Qu’est-ce qui vous a motivée à organiser ce combat à Auch ?

"J’avais vraiment envie de défendre cette ceinture en Occitanie, dans ma région. Je connais très bien John, l’entraîneur du Ring Auscitain, mais aussi Lydie Bialic, qui est boxeuse professionnelle au sein du club. On a longtemps croisé les gants ensemble. Du coup, les choses se sont faites un peu naturellement. En discutant avec John, il m'a soumis l'idée de le faire à Auch. Et on a trouvé cette date du 23 mai pour cette affiche. Je suis très contente de combattre ici, d'autant que je viens de temps en temps m’entraîner à Auch. Il y a de très bonnes boxeuses dans le club. Je viens aussi voir John, qui m’épaule dans mon staff, pour qu’il puisse voir comment j’évolue. "

Vous avez été championne de France. Ce titre de championne d’Europe représente-t-il un tremplin dans votre carrière ?

" On m’avait dit, quand je suis devenue championne de France, que ça allait changer ma carrière. Mais je l’ai vraiment mesuré avec ce titre de championne d’Europe. Des portes s’ouvrent, et il y a aussi une confiance en moi, d’un point de vue sportif, qui a changé. Je me sens plus libérée, je tente plus de choses, ma boxe a évolué. Mais je suis consciente que ce n’est qu’une étape. Il faut voir plus loin pour pouvoir viser encore plus haut dans les mois et les années à venir. "

En cas de victoire samedi sur le ring, quelle serait la suite ?

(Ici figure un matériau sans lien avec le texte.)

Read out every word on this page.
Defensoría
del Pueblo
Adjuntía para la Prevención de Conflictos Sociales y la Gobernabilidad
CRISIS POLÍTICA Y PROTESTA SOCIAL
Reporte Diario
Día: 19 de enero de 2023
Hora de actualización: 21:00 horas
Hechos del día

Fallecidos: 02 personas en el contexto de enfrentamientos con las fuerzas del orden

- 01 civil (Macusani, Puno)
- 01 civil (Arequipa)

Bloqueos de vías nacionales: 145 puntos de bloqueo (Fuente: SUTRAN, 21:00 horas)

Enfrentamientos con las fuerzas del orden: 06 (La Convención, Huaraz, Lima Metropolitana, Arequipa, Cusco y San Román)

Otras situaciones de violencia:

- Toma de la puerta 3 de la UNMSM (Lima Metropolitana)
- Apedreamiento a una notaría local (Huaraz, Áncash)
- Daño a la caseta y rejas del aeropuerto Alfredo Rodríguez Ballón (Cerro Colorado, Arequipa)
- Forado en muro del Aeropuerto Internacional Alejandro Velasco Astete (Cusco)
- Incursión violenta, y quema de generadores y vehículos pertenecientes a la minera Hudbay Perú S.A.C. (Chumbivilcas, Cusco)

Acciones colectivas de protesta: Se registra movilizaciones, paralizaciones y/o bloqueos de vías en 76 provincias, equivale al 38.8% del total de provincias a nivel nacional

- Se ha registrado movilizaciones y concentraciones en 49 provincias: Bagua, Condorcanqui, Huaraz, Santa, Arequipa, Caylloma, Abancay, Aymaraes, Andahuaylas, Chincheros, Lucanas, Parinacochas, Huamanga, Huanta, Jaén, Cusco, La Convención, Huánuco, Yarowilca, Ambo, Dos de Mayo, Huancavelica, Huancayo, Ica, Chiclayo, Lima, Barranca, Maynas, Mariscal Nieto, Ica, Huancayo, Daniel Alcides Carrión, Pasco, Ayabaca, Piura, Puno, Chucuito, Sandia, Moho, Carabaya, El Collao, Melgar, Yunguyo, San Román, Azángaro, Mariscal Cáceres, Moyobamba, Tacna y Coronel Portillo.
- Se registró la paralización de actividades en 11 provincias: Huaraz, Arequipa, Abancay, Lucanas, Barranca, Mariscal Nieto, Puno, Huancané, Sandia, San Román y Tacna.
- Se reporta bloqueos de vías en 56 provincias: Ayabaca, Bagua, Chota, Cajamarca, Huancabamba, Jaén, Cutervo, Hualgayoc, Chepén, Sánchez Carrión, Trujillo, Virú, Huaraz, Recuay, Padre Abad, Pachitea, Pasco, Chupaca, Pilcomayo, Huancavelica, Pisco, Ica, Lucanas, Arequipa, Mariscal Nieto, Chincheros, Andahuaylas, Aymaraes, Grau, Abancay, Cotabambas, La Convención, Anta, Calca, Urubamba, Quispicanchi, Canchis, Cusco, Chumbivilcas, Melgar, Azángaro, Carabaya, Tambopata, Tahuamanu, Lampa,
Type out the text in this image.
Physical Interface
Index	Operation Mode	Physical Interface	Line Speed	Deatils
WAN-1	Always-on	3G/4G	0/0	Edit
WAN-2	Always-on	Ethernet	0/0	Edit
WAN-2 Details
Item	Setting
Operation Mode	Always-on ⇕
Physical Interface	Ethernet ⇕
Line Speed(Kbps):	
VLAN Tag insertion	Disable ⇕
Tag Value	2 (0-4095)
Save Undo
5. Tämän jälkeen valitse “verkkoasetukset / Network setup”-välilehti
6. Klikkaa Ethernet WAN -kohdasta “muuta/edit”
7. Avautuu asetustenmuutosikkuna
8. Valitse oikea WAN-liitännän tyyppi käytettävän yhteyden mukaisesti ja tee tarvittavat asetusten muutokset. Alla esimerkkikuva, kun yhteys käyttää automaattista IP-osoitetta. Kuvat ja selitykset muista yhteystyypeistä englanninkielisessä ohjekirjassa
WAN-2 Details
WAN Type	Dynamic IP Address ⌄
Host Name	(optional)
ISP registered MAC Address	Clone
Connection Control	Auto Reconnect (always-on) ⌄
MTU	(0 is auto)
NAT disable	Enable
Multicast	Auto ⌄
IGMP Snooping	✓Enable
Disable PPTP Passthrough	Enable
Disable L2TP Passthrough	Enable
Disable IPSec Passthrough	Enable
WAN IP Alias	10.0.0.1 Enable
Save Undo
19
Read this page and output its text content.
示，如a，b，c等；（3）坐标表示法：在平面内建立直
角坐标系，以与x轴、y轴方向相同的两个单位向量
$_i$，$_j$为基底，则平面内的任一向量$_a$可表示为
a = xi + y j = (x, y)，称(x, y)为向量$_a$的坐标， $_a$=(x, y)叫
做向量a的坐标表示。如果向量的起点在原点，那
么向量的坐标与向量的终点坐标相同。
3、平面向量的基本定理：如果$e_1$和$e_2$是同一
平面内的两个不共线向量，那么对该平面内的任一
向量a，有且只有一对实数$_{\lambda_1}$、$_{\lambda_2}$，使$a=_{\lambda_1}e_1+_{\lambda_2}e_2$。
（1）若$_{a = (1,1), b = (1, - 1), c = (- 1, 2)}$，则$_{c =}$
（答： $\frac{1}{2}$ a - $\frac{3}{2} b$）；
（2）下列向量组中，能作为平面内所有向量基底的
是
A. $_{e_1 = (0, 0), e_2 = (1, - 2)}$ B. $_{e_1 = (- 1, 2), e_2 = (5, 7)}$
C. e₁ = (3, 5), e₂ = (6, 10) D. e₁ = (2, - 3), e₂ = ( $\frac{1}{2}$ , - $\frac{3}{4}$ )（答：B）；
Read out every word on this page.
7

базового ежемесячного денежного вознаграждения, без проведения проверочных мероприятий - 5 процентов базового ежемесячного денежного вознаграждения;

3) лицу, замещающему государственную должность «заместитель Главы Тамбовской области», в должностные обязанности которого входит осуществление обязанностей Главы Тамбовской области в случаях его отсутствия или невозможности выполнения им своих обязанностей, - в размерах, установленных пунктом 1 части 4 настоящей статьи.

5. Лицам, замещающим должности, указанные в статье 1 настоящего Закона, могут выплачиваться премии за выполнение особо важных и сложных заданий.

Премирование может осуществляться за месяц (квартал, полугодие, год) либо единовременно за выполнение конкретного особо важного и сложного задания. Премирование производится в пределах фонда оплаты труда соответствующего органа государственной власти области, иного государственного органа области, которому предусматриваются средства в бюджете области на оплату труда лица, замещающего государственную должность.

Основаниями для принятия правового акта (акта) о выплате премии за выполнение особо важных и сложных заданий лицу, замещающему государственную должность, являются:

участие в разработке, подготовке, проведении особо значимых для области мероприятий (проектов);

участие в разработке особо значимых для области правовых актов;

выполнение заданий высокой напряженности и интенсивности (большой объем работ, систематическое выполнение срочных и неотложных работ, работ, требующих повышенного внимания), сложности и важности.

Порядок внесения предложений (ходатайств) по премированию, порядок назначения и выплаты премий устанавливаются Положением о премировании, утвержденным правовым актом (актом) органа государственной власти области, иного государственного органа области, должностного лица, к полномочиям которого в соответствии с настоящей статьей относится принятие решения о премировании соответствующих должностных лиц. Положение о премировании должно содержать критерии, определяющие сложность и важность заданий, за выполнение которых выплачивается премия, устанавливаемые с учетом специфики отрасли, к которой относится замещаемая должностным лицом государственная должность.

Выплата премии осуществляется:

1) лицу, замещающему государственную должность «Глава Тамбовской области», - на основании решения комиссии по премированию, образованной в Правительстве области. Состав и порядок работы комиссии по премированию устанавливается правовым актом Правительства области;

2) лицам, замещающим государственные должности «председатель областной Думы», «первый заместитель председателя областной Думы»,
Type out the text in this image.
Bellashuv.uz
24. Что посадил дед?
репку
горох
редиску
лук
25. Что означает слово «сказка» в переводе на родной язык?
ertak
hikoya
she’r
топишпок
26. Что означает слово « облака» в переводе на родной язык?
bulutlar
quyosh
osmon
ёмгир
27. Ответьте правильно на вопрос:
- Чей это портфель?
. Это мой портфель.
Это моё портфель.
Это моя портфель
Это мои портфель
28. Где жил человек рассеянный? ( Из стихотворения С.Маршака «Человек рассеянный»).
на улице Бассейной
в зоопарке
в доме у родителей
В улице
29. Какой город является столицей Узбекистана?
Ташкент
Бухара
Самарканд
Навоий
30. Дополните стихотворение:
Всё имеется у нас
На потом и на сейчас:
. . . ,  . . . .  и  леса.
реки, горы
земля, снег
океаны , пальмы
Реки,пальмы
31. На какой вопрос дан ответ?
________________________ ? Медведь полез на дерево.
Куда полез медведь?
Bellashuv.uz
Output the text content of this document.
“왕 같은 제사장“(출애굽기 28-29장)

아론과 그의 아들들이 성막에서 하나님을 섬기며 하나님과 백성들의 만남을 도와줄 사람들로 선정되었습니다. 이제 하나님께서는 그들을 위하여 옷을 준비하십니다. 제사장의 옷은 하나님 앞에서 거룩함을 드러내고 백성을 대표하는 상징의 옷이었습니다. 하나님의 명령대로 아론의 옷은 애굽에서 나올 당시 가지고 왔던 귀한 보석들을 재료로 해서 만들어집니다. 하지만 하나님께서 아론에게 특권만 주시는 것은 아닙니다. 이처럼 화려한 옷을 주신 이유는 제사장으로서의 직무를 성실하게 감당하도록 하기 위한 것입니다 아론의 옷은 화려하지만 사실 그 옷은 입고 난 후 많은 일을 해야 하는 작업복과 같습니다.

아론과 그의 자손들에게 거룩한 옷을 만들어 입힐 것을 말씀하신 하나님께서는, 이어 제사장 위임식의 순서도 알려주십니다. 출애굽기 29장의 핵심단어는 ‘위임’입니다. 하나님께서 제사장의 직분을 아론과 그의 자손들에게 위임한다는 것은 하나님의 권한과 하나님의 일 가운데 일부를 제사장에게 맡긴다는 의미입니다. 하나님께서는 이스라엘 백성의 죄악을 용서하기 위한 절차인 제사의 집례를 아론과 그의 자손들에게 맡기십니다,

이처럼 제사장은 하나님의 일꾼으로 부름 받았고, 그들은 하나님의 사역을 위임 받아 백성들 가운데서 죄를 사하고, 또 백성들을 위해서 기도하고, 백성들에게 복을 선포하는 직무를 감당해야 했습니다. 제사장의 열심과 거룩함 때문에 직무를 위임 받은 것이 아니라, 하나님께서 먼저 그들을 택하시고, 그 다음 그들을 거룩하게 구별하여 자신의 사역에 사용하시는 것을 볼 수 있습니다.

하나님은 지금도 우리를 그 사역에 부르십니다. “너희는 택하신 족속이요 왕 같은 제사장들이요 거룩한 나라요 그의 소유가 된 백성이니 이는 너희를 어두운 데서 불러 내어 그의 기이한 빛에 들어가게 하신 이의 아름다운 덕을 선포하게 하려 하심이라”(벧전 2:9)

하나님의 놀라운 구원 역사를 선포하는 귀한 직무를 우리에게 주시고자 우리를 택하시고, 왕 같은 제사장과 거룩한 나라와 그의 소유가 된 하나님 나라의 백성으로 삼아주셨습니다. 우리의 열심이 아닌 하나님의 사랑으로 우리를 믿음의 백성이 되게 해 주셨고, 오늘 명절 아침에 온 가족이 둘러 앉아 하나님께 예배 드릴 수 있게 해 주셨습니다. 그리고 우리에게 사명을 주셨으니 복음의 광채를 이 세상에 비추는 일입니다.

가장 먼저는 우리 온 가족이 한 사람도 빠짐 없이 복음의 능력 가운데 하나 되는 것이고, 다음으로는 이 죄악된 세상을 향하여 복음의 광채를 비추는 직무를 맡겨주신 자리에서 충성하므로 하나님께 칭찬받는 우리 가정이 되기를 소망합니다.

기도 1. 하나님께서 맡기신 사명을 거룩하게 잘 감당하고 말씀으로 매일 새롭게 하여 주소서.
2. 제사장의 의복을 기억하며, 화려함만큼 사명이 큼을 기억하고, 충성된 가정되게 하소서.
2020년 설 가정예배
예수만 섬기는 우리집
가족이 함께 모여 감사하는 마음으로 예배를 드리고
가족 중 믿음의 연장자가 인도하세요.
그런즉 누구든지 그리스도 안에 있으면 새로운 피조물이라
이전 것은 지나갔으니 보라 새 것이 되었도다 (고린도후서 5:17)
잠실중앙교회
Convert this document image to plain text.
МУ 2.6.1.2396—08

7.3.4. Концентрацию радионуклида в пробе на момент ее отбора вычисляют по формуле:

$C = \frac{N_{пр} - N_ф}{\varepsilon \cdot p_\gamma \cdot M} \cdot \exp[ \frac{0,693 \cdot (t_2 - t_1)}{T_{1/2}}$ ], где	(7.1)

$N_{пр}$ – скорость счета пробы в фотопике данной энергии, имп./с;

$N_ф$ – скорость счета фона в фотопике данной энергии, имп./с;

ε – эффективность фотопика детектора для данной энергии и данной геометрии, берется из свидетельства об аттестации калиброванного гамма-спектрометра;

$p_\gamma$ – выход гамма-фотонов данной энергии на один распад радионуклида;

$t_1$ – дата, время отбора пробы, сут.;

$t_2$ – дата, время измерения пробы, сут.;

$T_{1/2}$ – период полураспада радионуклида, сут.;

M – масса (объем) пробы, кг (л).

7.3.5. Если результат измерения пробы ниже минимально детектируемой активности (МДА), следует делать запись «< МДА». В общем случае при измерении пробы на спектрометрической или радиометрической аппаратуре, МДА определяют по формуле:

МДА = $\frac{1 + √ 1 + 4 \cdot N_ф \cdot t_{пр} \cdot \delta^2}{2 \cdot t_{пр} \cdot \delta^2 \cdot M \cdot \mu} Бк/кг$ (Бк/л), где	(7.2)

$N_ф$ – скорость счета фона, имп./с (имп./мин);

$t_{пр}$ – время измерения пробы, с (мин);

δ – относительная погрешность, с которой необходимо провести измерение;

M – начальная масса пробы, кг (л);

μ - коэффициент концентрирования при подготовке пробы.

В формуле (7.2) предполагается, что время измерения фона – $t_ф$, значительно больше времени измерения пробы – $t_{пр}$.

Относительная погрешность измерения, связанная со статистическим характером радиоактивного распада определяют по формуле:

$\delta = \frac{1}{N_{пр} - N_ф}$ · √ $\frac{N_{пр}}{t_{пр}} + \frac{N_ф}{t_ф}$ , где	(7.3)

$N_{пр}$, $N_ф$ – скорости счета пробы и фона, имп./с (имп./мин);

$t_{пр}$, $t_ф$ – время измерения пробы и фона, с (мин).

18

"La suite, en cas de victoire, ce serait l’idée d’un championnat du monde, de viser encore plus haut. Je me sens capable, je suis en pleine forme physique. Je me dis qu’il faut croire en ses rêves et se dire que tout est possible. "

Vous défendrez votre ceinture face à une compatriote, Sacha Morice. C’est une boxeuse que vous connaissez ?

"On se connaît un peu toutes, au haut niveau en France, dans le milieu de la boxe anglaise. Sacha est une fille que je connais et que j’apprécie, mais le 23 mai, il ne pourra y avoir qu’une seule gagnante. On va mener une vraie guerre sur le ring pour arracher la victoire."

On voit la boxe se féminiser de plus en plus. Ce titre vous permet-il aussi de véhiculer des messages ?

"J’ai vu ce que la boxe m’a apporté en matière de confiance en moi, de gestion de l’espace, de la vie quotidienne, sur tellement d’aspects que, pour moi, c’est vraiment important que toutes les femmes puissent entrer un jour dans une salle de boxe sans appréhension, sans se dire qu’elles ne sont pas à leur place ou que c’est un sport réservé aux hommes. L’idée de populariser la boxe féminine est très importante pour moi, et plus généralement le sport au féminin. On parle beaucoup aujourd’hui de sport-santé, du fait que pratiquer une activité physique est un véritable équilibre dans la vie. Le sport, c’est se faire du bien, penser à soi et se permettre d’ouvrir plein de belles portes."

Informations pratiques :

La pesée officielle des boxeurs et boxeuses aura lieu ce vendredi 22 mai à partir de 18h sur le parvis de la Cathédrale Sainte-Marie d'Auch. Un événement ouvert au public, avec une animation musicale proposée. 

Le gala lui débutera samedi à partir de 19h. Entrée payante : 15€ gradins, 20€ chaises bord du ring.